Complications of Atrial Fibrillation Ablation

When Prevention Is Better Than Cure

Antonio Sorgente; Gian-Battista Chierchia; Carlo de Asmundis; Andrea Sarkozy; Lucio Capulzini; Pedro Brugada

Disclosures

Europace. 2011;13(11):1526-1532. 

In This Article

Phrenic Nerve Injury

Phrenic nerve injury is another well-described complication of AF ablation. Sacher et al.[58] first examined rates of phrenic injury in 3755 consecutive patients who had undergone AF ablation at five different centres between 1997 and 2004. Phrenic nerve injury occurred in 0.48% of cases, with right phrenic nerve affected more frequently then the left.
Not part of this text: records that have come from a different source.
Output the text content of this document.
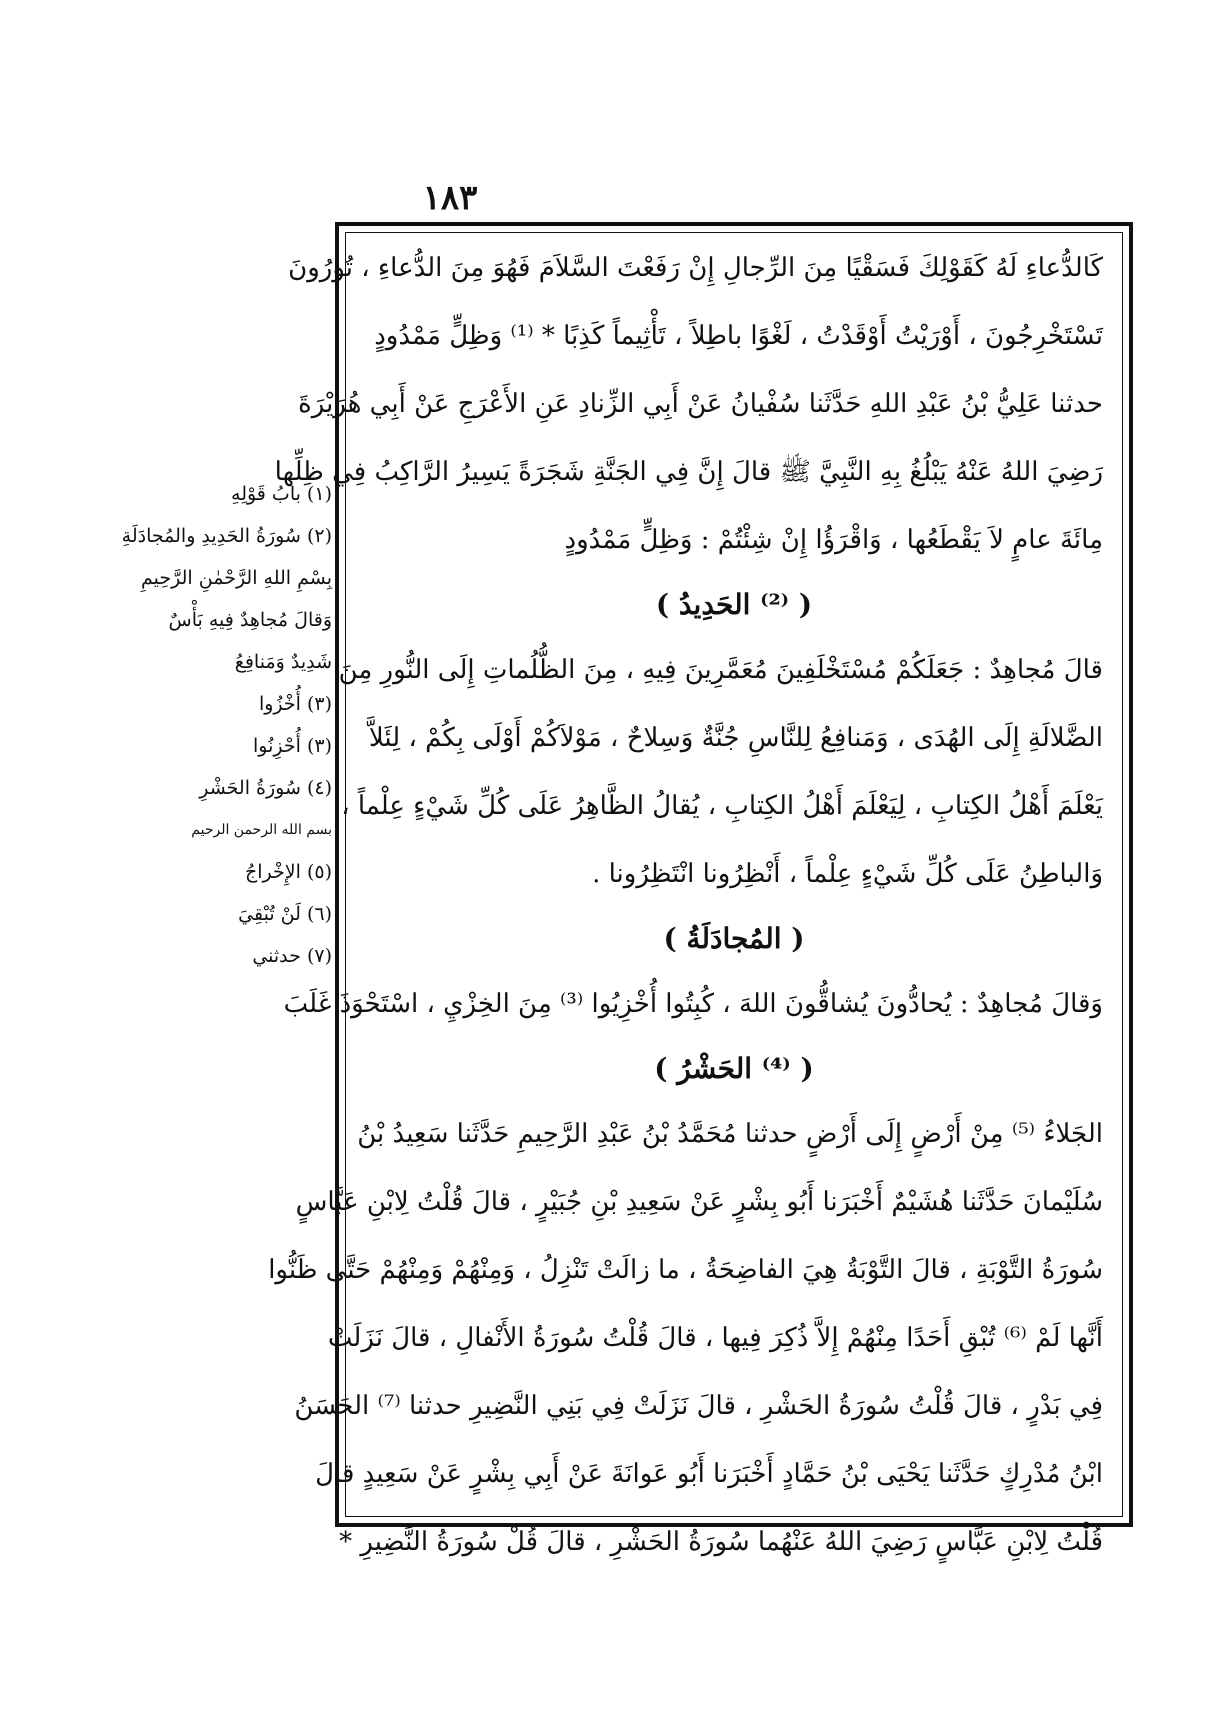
١٨٣
كَالدُّعاءِ لَهُ كَقَوْلِكَ فَسَقْيًا مِنَ الرِّجالِ إِنْ رَفَعْتَ السَّلاَمَ فَهُوَ مِنَ الدُّعاءِ ، تُورُونَ
تَسْتَخْرِجُونَ ، أَوْرَيْتُ أَوْقَدْتُ ، لَغْوًا باطِلاً ، تَأْثِيماً كَذِبًا * ⁽¹⁾ وَظِلٍّ مَمْدُودٍ
حدثنا عَلِيُّ بْنُ عَبْدِ اللهِ حَدَّثَنا سُفْيانُ عَنْ أَبِي الزِّنادِ عَنِ الأَعْرَجِ عَنْ أَبِي هُرَيْرَةَ
رَضِيَ اللهُ عَنْهُ يَبْلُغُ بِهِ النَّبِيَّ ﷺ قالَ إِنَّ فِي الجَنَّةِ شَجَرَةً يَسِيرُ الرَّاكِبُ فِي ظِلِّها
مِائَةَ عامٍ لاَ يَقْطَعُها ، وَاقْرَؤُا إِنْ شِئْتُمْ : وَظِلٍّ مَمْدُودٍ
( ⁽²⁾ الحَدِيدُ )
قالَ مُجاهِدٌ : جَعَلَكُمْ مُسْتَخْلَفِينَ مُعَمَّرِينَ فِيهِ ، مِنَ الظُّلُماتِ إِلَى النُّورِ مِنَ
الضَّلالَةِ إِلَى الهُدَى ، وَمَنافِعُ لِلنَّاسِ جُنَّةٌ وَسِلاحٌ ، مَوْلاَكُمْ أَوْلَى بِكُمْ ، لِئَلاَّ
يَعْلَمَ أَهْلُ الكِتابِ ، لِيَعْلَمَ أَهْلُ الكِتابِ ، يُقالُ الظَّاهِرُ عَلَى كُلِّ شَيْءٍ عِلْماً ،
وَالباطِنُ عَلَى كُلِّ شَيْءٍ عِلْماً ، أَنْظِرُونا انْتَظِرُونا .
( المُجادَلَةُ )
وَقالَ مُجاهِدٌ : يُحادُّونَ يُشاقُّونَ اللهَ ، كُبِتُوا أُخْزِيُوا ⁽³⁾ مِنَ الخِزْيِ ، اسْتَحْوَذَ غَلَبَ
( ⁽⁴⁾ الحَشْرُ )
الجَلاءُ ⁽⁵⁾ مِنْ أَرْضٍ إِلَى أَرْضٍ حدثنا مُحَمَّدُ بْنُ عَبْدِ الرَّحِيمِ حَدَّثَنا سَعِيدُ بْنُ
سُلَيْمانَ حَدَّثَنا هُشَيْمٌ أَخْبَرَنا أَبُو بِشْرٍ عَنْ سَعِيدِ بْنِ جُبَيْرٍ ، قالَ قُلْتُ لِابْنِ عَبَّاسٍ
سُورَةُ التَّوْبَةِ ، قالَ التَّوْبَةُ هِيَ الفاضِحَةُ ، ما زالَتْ تَنْزِلُ ، وَمِنْهُمْ وَمِنْهُمْ حَتَّى ظَنُّوا
أَنَّها لَمْ ⁽⁶⁾ تُبْقِ أَحَدًا مِنْهُمْ إِلاَّ ذُكِرَ فِيها ، قالَ قُلْتُ سُورَةُ الأَنْفالِ ، قالَ نَزَلَتْ
فِي بَدْرٍ ، قالَ قُلْتُ سُورَةُ الحَشْرِ ، قالَ نَزَلَتْ فِي بَنِي النَّضِيرِ حدثنا ⁽⁷⁾ الحَسَنُ
ابْنُ مُدْرِكٍ حَدَّثَنا يَحْيَى بْنُ حَمَّادٍ أَخْبَرَنا أَبُو عَوانَةَ عَنْ أَبِي بِشْرٍ عَنْ سَعِيدٍ قالَ
قُلْتُ لِابْنِ عَبَّاسٍ رَضِيَ اللهُ عَنْهُما سُورَةُ الحَشْرِ ، قالَ قُلْ سُورَةُ النَّضِيرِ *
(١) بابُ قَوْلِهِ
(٢) سُورَةُ الحَدِيدِ والمُجادَلَةِ
بِسْمِ اللهِ الرَّحْمٰنِ الرَّحِيمِ
وَقالَ مُجاهِدٌ فِيهِ بَأْسٌ
شَدِيدٌ وَمَنافِعُ
(٣) أُخْزُوا
(٣) أُحْزِنُوا
(٤) سُورَةُ الحَشْرِ
بسم الله الرحمن الرحيم
(٥) الإِخْراجُ
(٦) لَنْ تُبْقِيَ
(٧) حدثني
Right phrenic nerve injury usually was associated with the electrical disconnection of the right superior pulmonary vein or of the superior vena cava. Left phrenic nerve injury occurred instead after ablation of the left atrial appendage. Phrenic nerve palsy is usually associated with dyspnea, cough, or hiccups; diagnosis is usually made with evidence of diaphragmatic elevation at the chest X-ray. Prognosis of phrenic nerve injury is usually very good: complete recovery has been described in a report by Bai et al.[59] after an average follow-up of about 9 months.
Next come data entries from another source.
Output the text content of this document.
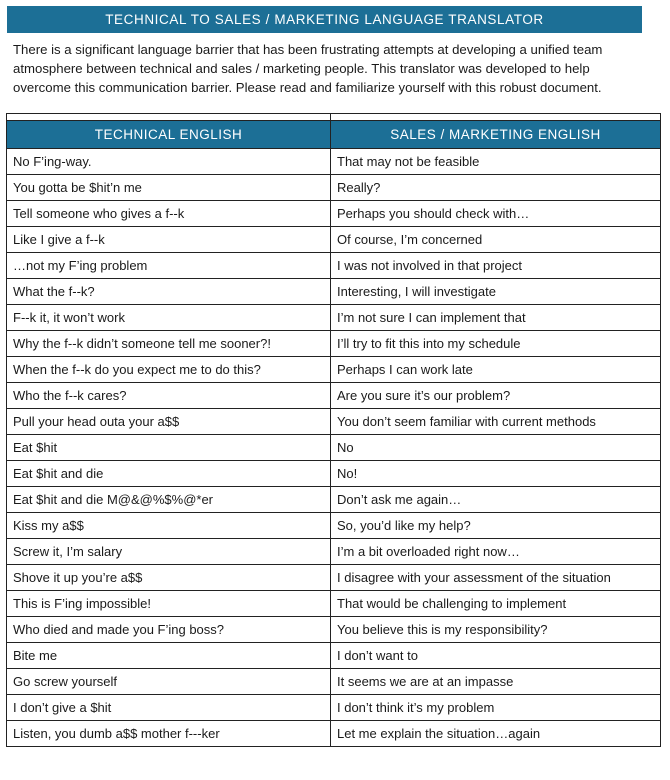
TECHNICAL TO SALES / MARKETING LANGUAGE TRANSLATOR
There is a significant language barrier that has been frustrating attempts at developing a unified team atmosphere between technical and sales / marketing people. This translator was developed to help overcome this communication barrier. Please read and familiarize yourself with this robust document.

TECHNICAL ENGLISH	SALES / MARKETING ENGLISH
No F’ing-way.	That may not be feasible
You gotta be $hit’n me	Really?
Tell someone who gives a f--k	Perhaps you should check with…
Like I give a f--k	Of course, I’m concerned
…not my F’ing problem	I was not involved in that project
What the f--k?	Interesting, I will investigate
F--k it, it won’t work	I’m not sure I can implement that
Why the f--k didn’t someone tell me sooner?!	I’ll try to fit this into my schedule
When the f--k do you expect me to do this?	Perhaps I can work late
Who the f--k cares?	Are you sure it’s our problem?
Pull your head outa your a$$	You don’t seem familiar with current methods
Eat $hit	No
Eat $hit and die	No!
Eat $hit and die M@&@%$%@*er	Don’t ask me again…
Kiss my a$$	So, you’d like my help?
Screw it, I’m salary	I’m a bit overloaded right now…
Shove it up you’re a$$	I disagree with your assessment of the situation
This is F’ing impossible!	That would be challenging to implement
Who died and made you F’ing boss?	You believe this is my responsibility?
Bite me	I don’t want to
Go screw yourself	It seems we are at an impasse
I don’t give a $hit	I don’t think it’s my problem
Listen, you dumb a$$ mother f---ker	Let me explain the situation…again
Phrenic nerve injury has been described also consequently to AF catheter ablation with different technologies. For example, in the STOP-AF trial, the incidence of right phrenic nerve palsy was 11.2% with a complete resolution noted in >80% of the cases.[52] Anecdotal case reports have reported phrenic nerve injury during PVI using the Ablation Frontiers pulmonary vein ablation catheter,[60] during PVI using a novel endoscopic ablation system[61] or during PVI obtained with a forward directed, high-intensity focused ultrasound balloon catheter.[62]
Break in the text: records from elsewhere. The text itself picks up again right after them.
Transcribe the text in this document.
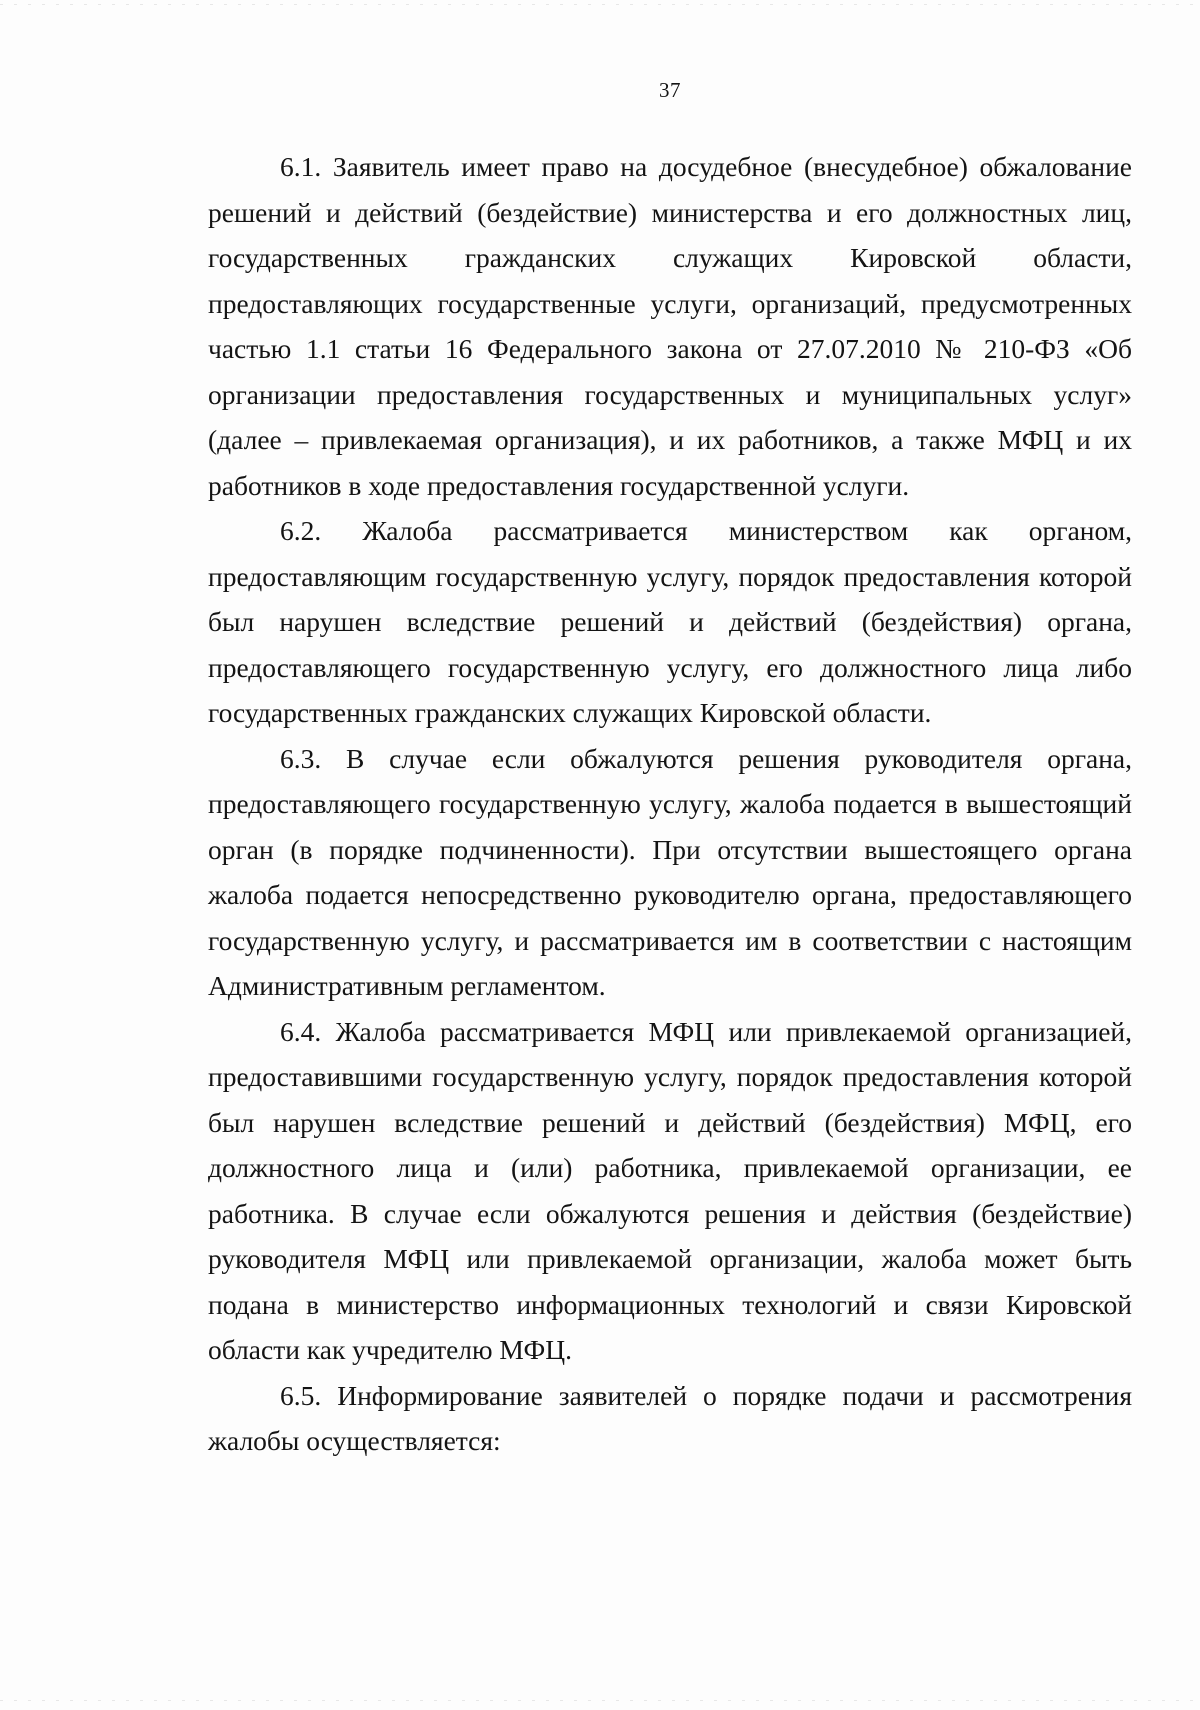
37

6.1. Заявитель имеет право на досудебное (внесудебное) обжалование решений и действий (бездействие) министерства и его должностных лиц, государственных гражданских служащих Кировской области, предоставляющих государственные услуги, организаций, предусмотренных частью 1.1 статьи 16 Федерального закона от 27.07.2010 № 210-ФЗ «Об организации предоставления государственных и муниципальных услуг» (далее – привлекаемая организация), и их работников, а также МФЦ и их работников в ходе предоставления государственной услуги.

6.2. Жалоба рассматривается министерством как органом, предоставляющим государственную услугу, порядок предоставления которой был нарушен вследствие решений и действий (бездействия) органа, предоставляющего государственную услугу, его должностного лица либо государственных гражданских служащих Кировской области.

6.3. В случае если обжалуются решения руководителя органа, предоставляющего государственную услугу, жалоба подается в вышестоящий орган (в порядке подчиненности). При отсутствии вышестоящего органа жалоба подается непосредственно руководителю органа, предоставляющего государственную услугу, и рассматривается им в соответствии с настоящим Административным регламентом.

6.4. Жалоба рассматривается МФЦ или привлекаемой организацией, предоставившими государственную услугу, порядок предоставления которой был нарушен вследствие решений и действий (бездействия) МФЦ, его должностного лица и (или) работника, привлекаемой организации, ее работника. В случае если обжалуются решения и действия (бездействие) руководителя МФЦ или привлекаемой организации, жалоба может быть подана в министерство информационных технологий и связи Кировской области как учредителю МФЦ.

6.5. Информирование заявителей о порядке подачи и рассмотрения жалобы осуществляется:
Avoiding this complication can be attempted using 'pace-mapping' with a high output in the areas of presumable contact with phrenic nerves (usually right superior pulmonary vein, superior vena cava, and the roof of left atrial appendage) before delivery of any type of energy. Recently, Horton et al.[63] reported a novel method of localization of the phrenic nerve with cardiac computed tomography and found that a distance between the right pericardionephric artery and the right superior pulmonary vein <10 mm expose patients to higher risks of phrenic nerve palsy using balloon-based ablation systems.